Miller v. McKinnon, 20 Cal. 2d at 89 too is in accord. After citing the above-quoted language in Reams and Zottman, the court stated that contractors are presumed to know the law with respect to the requirements of competitive bidding and act at their peril.
Given the rule that contracts which are beyond the power of the agency to make are void, the courts have held that equitable estoppel may not be invoked against the public agency to deny payment thereon, notwithstanding any hardship to the contractor. Los Angeles Dredging Co. v. Long Beach, 210 Cal. 348, 353 (1930); County of San Diego v. Cal. Water etc. Co., 30 Cal. 2d 817, 825-826 (1947) (estoppel may not be invoked where mode is measure of power; not may it be invoked "where it would operate to defeat the effective operation of a policy adopted to protect the public"); Paterson v. Board of Trustees, 157 Cal. App. 2d at 820 (application of estoppel where mistake in bid "would be tantamount to specific enforcement of a void promise and contrary to both the policy and letter of the law"). Where, as in Valley Crest, the deviation from the public bidding laws here was not simply an "informality" in a contract that the City had the power to make but results in the award of the contract to one other than the lowest responsible bidder, the public agency has no power to make the contract. Thus, the principles of equitable estoppel should not be applicable.
3. Choices For Contractors
The obvious lesson from the Valley Crest decision is that contractors should take great care in bidding on public projects to ensure full compliance with all material terms. A fertile ground for error is when the bid documents include the 50 percent subcontracting limitation, either by incorporating the CalTrans standard specifications or expressly including such a specification.
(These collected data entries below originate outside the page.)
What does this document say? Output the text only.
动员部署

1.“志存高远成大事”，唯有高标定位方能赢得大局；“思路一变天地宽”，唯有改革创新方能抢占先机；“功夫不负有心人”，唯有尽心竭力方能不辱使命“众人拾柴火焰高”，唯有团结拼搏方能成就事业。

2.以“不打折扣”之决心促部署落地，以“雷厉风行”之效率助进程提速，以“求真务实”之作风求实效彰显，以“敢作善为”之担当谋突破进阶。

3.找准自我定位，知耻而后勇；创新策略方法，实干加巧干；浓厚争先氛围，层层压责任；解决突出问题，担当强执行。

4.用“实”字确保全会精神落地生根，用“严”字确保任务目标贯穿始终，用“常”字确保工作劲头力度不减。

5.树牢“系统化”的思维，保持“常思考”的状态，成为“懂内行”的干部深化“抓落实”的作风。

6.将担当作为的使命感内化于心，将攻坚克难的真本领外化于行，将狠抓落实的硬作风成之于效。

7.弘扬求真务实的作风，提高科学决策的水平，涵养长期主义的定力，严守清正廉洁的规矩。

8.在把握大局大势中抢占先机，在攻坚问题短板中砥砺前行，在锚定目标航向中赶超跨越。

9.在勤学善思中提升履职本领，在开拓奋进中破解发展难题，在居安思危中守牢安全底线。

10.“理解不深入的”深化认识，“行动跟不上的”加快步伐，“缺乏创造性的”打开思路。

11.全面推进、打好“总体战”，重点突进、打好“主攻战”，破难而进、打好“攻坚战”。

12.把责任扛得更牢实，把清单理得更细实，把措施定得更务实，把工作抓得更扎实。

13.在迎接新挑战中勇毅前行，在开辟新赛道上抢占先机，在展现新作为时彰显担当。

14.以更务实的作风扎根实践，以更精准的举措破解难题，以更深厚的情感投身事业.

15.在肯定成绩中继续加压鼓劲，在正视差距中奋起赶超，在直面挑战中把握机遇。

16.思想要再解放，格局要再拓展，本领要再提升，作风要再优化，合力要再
Given the last minute rush often associated with bidding, it is easy for bidders to misstate or overstate their subcontractor percentages and suddenly find themselves in the same position as North Bay.
Ghilotti Construction Co. v. City of Richmond, 45 Cal. App. 4th 897 (1996), rev. denied 8/28/96, suggests one possible solution: stand on the original bid but provide assurance that the subcontracting limitation can be complied with during performance without changing the bid price. That is precisely what the low bidder did there when its bid exceeded the 50 percent subcontracting limitation by 5.5 percent. The court found that since bid price was not affected, the deviation was immaterial and could be waived, especially since the contractor ultimately would comply with the specification. In light of Valley Crest, however, bidders should be careful about relying on this approach. In particular, if the bidder makes an error in its bid documents regarding the subcontractor percentages, arguably it has submitted a bid different from that intended. This could then permit the bidder to withdraw its bid without forfeiting its bid bond -- the unfair advantage the court found in Valley Crest and which precluded the City from waiving the deviation as immaterial.
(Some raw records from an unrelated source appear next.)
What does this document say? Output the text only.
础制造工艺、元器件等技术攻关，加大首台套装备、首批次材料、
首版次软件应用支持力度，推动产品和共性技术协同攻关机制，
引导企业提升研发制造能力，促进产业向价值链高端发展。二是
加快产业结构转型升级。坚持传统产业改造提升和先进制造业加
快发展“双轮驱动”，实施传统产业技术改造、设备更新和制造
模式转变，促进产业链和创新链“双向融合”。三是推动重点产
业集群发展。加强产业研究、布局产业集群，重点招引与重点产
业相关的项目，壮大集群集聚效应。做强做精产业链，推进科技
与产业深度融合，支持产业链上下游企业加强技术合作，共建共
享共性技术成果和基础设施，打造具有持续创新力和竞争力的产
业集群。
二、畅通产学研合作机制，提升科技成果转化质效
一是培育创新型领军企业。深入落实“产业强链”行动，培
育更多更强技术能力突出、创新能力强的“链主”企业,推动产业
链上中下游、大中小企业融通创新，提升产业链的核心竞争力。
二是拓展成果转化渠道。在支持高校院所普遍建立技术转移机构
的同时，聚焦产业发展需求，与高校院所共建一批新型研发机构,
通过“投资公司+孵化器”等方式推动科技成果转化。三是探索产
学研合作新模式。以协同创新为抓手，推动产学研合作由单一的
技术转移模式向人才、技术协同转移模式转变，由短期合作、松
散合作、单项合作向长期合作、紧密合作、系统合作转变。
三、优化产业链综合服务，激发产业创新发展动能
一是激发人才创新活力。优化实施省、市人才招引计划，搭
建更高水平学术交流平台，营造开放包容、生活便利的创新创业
Another option when bid documents reference the subcontracting limitation is for bidders to ascertain definitively from the public agency before bid day whether the limitation is a bidding requirement or only a performance issue. If the latter, a mistake in listing the percentages in the bid may not be fatal. In summary, under the current law, contract awardees should proceed with great caution if performance is begun while a bid protest is pending because they may risk nonpayment.
— Eileen Diepenbrock is an attorney for Diepenbrock Harrison in Sacramento, California.